Thereafter Japan sank back into isolation. No one could leave the country under pain of death, and no foreigner enter under the same grim penalty. Nor were oceangoing ships allowed to be built. Every Japanese family was required to register at a Buddhist temple, and interest in Buddhist studies was encouraged. Shinto, the naive nature-and-ancestor worship of ancient Japan, was also revived. Shinto, a Chinese word (significant of Chinese influence on Japanese culture), was based on a simple feeling of reverence for any surprising or awesome phenomenon of nature: a waterfall, a splendid cloud formation, a mountain, a magnificent tree, or even an oddly shaped stone. Places that stimulated such delight or awe became Shinto shrines. At the head of this basically shamanist religion stood a master medicine man: the divine emperor.
Japanese tradition claimed that the imperial family was directly descended from the sun goddess. Actually, this family issued from the Yamato clan, which claimed the sun goddess as its progenitor. During the third and fourth centuries the Yamato clan’s priest-chiefs gained suzerainty and may be said to have unified the country, although without destroying the rights of the other clans. This ruling family, then, could claim an antiquity with which none of the other reigning families of the world could compare. It also could claim the allegiance of its subjects unto death itself. To fail or embarrass the emperor was a heinous, unforgivable crime for which there could be no penance or expiation other than self-destruction. This belief in the divinity of the emperor was cleverly and cynically exploited by the shoguns, who ruled the country through the emperor as figurehead.
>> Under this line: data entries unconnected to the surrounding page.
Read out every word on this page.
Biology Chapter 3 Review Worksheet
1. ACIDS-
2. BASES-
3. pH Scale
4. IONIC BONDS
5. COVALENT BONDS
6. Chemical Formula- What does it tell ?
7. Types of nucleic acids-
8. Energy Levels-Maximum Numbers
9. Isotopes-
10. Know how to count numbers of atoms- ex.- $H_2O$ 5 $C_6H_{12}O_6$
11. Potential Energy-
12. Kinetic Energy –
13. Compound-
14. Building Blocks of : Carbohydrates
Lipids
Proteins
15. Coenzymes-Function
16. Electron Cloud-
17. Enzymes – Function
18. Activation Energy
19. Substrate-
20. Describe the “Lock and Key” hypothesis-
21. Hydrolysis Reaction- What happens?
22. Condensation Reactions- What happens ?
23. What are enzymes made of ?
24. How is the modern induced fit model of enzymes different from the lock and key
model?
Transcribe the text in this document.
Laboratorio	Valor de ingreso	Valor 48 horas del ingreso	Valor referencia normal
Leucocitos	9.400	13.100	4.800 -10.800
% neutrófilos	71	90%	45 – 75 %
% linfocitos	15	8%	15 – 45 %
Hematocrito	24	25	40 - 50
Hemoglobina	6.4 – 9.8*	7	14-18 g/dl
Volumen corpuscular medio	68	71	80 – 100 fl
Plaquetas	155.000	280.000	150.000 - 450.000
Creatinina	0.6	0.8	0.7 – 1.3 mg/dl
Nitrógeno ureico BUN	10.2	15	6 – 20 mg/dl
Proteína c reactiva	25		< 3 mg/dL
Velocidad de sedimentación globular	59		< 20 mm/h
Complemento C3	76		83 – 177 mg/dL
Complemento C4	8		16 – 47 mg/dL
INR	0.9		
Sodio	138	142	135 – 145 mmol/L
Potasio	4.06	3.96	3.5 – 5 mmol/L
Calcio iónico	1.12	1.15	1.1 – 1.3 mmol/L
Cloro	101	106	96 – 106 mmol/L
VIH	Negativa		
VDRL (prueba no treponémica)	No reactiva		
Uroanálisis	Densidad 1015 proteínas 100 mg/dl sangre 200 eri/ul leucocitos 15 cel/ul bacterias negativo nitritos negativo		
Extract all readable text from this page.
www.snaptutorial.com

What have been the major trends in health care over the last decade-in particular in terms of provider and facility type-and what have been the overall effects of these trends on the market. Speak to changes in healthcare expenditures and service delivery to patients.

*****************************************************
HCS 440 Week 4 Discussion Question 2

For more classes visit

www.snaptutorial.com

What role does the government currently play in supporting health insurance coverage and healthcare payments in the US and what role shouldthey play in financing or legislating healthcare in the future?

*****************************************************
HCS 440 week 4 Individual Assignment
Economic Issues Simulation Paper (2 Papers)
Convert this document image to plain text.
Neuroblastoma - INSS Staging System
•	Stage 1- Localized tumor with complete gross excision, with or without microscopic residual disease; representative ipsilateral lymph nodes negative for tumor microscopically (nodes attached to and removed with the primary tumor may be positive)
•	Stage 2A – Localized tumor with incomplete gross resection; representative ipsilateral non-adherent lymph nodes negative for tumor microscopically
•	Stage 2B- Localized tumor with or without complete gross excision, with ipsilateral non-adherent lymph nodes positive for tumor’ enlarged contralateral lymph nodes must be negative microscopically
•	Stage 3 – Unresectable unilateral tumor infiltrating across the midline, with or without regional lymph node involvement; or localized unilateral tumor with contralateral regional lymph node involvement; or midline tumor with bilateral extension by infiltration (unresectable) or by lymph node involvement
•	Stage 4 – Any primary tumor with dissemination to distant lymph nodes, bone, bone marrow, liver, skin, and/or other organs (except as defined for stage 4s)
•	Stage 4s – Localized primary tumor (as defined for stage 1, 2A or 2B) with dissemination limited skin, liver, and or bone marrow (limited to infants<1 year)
The shoguns came to power after the imperial armies in the eighth century suffered setbacks at the hands of Japan’s original inhabitants, the Ainu—an extremely hairy race thereafter exiled to the inhospitable North by the heartless and frequently hairless Japanese, and called in contempt “the hairy Ainu.” Scorning the imperial conscripts, the shoguns formed their own smaller but better trained and disciplined armies. These were commanded by a new class of officers drawn from the sons of local clan chiefs and called
Samurai.
They formed this new hereditary class of professional warriors serving the
daimyos,
or feudal lords.
The
Samurai
were distinguished by their hair, shaven in front and top-knotted, and the clan badge worn on their kimonos. They lived Spartan lives and were rigidly drilled—from childhood to manhood—in self-control: a
Samurai
was taught to show “no joy or anger.” Nor was he ever to engage in trade or handle money. Like Christian seminarians, he had contempt for commerce as being
infra dignitatem,
beneath his dignity. He was also trained to excel in the martial arts. Indeed the two swords worn by the
Samurai
—one long and one short—were also badges of rank.
Samurai
were expected to become especially proficient with the long, two-handed sword, actually a thick, heavy, single-edged, and extremely sharp saber. The short one was for decapitating a fallen enemy or dispatching himself by
seppuku,
more commonly known as
hara-kiri,
literally, “stomach cutting.” To kill himself in atonement for failure or disgrace, a
Samurai
would squat on the floor and thrust his short sword into his stomach—turning it in a ceremonial disembowelment that, if it became unbearably painful, could be ended by a comrade standing by to strike his neck with a saber, severing the spinal column.